1 Search Results
Jackson White
NIH Oxford Scholar
B.S., James Madison University, 2020
Dr. Brant Weinstein (NICHD)
and Prof. Ellie Tzima (University of Oxford)
Mechanobiology, Vasculature, Lymphatics
As a lifelong hemophiliac, Jackson has always been curious about the causes of disease. As an undergraduate, he found a professor, Dr. Nathan Wright, a structural biologist and biophysicist, who was concerned with just that, but on a molecular level. After a brief meeting with Dr. Wright that began with him shoving a pipette in his hand and ended with “see you tomorrow”, Jackson joined the Wright lab. Throughout undergrad, Jackson worked to discern the role of a giant cytoskeletal protein, obscurin, in differential subtypes. Previous work by the lab and others have shown that obscurin plays a major role in force transduction in striated muscle cells. Leaning on the Wright lab’s command of biophysics and the molecular biology and microscopy expertise of a close collaborator, Dr. Daniel Conway, Jackson was able to show that when expressed in breast and epithelial tissue, obscurin’s structure-function relationship is likely conserved. His work landed him presentations at two Biophysical Society Meetings and the Biomedical Engineering Annual meeting as well as the JMU Biochemistry Research Award and JMU Frank A. Palocsay Award in Undergraduate Chemistry Research.
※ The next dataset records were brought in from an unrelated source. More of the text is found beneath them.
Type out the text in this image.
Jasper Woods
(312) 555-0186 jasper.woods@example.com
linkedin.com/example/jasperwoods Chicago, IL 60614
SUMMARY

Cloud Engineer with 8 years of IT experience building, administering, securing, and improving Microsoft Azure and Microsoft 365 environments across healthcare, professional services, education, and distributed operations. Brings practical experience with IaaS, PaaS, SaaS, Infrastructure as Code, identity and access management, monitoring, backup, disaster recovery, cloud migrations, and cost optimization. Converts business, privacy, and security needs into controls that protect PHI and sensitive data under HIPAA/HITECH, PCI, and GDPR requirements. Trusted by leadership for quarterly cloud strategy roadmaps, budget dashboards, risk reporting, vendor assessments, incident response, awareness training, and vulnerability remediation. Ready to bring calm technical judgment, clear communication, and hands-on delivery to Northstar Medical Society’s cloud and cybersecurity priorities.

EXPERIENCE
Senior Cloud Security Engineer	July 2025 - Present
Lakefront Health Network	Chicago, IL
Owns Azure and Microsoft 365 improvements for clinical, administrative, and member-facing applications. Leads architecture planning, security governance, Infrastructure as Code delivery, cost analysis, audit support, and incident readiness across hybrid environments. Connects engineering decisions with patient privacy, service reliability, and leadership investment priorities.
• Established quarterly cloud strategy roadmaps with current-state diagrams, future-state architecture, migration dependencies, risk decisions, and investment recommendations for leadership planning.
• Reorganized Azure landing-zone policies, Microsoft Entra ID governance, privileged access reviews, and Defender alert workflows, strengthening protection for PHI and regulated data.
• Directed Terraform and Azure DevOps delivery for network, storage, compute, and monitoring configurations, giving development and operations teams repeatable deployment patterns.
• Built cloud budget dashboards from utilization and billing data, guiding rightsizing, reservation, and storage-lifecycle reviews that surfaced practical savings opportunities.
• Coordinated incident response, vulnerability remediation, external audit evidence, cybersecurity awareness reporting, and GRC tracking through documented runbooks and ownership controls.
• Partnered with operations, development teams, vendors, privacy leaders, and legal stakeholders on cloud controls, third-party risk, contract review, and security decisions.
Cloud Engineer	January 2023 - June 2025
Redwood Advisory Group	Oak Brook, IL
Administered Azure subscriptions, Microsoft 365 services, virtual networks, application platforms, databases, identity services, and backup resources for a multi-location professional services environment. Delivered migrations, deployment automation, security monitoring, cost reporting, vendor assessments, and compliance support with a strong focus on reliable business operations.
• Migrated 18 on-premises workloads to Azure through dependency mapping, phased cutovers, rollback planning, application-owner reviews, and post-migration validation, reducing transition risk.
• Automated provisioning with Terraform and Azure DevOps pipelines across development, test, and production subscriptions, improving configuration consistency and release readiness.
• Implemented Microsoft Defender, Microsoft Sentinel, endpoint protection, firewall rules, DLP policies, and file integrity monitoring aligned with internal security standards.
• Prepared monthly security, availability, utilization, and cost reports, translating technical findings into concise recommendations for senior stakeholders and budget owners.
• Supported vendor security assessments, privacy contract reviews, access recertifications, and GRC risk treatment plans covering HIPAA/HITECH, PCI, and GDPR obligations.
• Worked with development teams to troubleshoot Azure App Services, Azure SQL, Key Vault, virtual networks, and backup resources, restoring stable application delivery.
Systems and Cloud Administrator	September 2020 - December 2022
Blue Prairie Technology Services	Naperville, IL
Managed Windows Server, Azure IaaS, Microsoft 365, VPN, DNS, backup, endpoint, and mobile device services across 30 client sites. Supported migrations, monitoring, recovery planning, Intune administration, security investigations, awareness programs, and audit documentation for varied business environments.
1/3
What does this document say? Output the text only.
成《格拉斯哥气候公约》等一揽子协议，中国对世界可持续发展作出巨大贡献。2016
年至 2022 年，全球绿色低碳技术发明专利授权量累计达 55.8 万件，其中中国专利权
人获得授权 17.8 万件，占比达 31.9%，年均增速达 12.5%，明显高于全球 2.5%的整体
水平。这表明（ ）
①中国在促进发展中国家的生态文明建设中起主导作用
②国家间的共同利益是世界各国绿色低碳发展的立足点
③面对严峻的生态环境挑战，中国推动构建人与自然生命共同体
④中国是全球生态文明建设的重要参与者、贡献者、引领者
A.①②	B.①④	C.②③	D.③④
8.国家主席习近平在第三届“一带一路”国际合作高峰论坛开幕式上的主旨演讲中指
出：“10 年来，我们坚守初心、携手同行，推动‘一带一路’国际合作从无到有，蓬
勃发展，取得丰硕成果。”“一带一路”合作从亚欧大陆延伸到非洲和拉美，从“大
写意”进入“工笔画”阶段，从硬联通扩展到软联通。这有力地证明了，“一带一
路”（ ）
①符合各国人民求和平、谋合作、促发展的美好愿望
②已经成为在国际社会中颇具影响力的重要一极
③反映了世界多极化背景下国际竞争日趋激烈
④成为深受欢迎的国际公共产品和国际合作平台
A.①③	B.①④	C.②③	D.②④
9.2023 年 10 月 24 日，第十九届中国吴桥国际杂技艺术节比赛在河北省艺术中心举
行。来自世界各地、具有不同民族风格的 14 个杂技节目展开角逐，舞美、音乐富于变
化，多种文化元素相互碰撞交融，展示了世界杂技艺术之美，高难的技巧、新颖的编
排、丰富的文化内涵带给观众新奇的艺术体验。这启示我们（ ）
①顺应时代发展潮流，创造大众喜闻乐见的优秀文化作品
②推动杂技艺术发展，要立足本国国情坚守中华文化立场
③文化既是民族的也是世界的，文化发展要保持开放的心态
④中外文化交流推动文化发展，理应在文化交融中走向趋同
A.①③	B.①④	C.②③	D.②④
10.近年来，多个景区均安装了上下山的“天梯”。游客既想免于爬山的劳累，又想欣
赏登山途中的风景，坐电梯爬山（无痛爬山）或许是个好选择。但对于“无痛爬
After catching the bug for clinically relevant research and advanced technologies, Jackson headed to Boston, where he began a research associate position at the Broad Institute of MIT and Harvard in the Proteomics Platform. The lab, captained by Dr. Steven A. Carr, is well known for deploying mass spectrometry within a variety of contexts to reveal insights otherwise left shrouded by genomic techniques alone. Jackson spearheaded the Carr lab’s data collection contributions to the National Cancer Institute’s Clinical Proteogenomic Tumor Analysis Consortium (CPTAC). He has generated numerous multi-dimensional data sets for several non-small cell lung cancer cohorts, oligodendroglioma, and adult soft tissue sarcoma. Additionally, he advanced the Carr lab’s technological capabilities, resulting in a new semi-automated high-throughput workflow for highly precious, tissue limited samples.
As a NIH Oxford scholar, he plans to study the impact of mechanosensitive genes on transcription and translation in the vascular and lymphatic systems in zebrafish.